Investing Activities
Capital expenditures were $3,000 for
the first quarter of 2021 and $1,000 for the first quarter of 2020, primarily
for office furniture and computer equipment.
Statement of Forward-Looking Information
The Private Securities Litigation
Reform Act of 1995 provides a safe harbor for forward-looking statements made by or on behalf of the Company. The Company and
its representatives may from time to time make written or oral statements that are “forward-looking”, including
statements contained in this report and other filings with the Securities and Exchange Commission, reports to the
Company’s shareholders and news releases. All statements that express expectations, estimates, forecasts or projections
are forward-looking statements within the meaning of the Private Securities Litigation Reform Act of 1995. In addition, other
written or oral statements, which constitute forward-looking statements, may be made by or on behalf of the Company. Words
such as “expects”, “anticipates”, “intends”, “plans”, “believes”,
“seeks”, “estimates”, “projects”, “forecasts”, “may”,
“should”, variations of such words and similar expressions are intended to identify such forward-looking
statements. These statements are not guarantees of future performance and involve certain risks, uncertainties and
contingencies that are difficult to predict. All forward-looking statements speak only as of the date of this report or, in
the case of any document incorporated by reference, the date of that document. All subsequent written and oral
forward-looking statements attributable to the Company or any person acting on behalf of the Company are qualified by the
cautionary statements in this section. Many of the factors that will determine the Company’s future results are beyond
the ability of management to control or predict. Therefore, actual outcomes and results may differ materially from what is
expressed or forecasted in or suggested by such forward-looking statements.

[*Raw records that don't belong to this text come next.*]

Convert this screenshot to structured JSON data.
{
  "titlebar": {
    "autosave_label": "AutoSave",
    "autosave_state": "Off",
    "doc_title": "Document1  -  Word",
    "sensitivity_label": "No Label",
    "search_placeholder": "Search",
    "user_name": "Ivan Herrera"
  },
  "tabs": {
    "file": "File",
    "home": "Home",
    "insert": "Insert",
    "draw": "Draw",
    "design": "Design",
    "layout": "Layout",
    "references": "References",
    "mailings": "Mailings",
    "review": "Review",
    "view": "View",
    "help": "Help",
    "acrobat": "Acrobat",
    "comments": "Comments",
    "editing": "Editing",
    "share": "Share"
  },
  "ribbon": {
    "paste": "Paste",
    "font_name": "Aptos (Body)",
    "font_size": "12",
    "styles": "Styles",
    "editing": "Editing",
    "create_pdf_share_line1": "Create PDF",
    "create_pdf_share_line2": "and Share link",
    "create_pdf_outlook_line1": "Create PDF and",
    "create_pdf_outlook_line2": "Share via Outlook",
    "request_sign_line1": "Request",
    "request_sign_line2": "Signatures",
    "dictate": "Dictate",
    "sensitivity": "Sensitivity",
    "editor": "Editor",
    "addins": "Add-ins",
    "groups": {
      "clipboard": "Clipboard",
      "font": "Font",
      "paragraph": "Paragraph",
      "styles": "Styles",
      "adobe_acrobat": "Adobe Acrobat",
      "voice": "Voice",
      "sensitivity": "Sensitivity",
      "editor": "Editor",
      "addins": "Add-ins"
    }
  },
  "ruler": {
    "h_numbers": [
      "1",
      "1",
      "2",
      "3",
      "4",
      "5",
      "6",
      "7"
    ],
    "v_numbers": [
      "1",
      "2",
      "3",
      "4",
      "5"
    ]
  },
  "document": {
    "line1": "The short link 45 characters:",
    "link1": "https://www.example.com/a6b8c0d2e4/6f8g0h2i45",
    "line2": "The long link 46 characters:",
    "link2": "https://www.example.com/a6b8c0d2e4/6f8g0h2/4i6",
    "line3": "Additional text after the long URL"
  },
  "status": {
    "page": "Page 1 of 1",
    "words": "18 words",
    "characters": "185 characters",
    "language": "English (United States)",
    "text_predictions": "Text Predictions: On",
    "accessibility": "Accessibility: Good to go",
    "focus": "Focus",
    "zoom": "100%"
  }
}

The forward-looking statements contained
in this report include, but are not limited to, statements regarding (1) the Company’s expected liquidity sources, (2) the
availability of bank financing for projects, (3) the utilization of existing bank financing, (4) the timing of development of land
held as investment assets, (5) the effect of recent accounting pronouncements, (6) the timing of recognizing unrecognized compensation
expense related to shares of common stock issued under the AMREP Corporation 2016 Equity Compensation Plan, (7) the future issuance
of deferred stock units to directors of the Company, (8) the future business conditions that may be experienced by the Company
and (9) the forgiveness of any amounts due under the loan issued pursuant to the Paycheck Protection Program. The
Company undertakes no obligation to update or publicly release any revisions to any forward-looking statement to reflect events,
circumstances or changes in expectations after the date of such forward-looking statement, or to make any other forward-looking
statements, whether as a result of new information, future events or otherwise.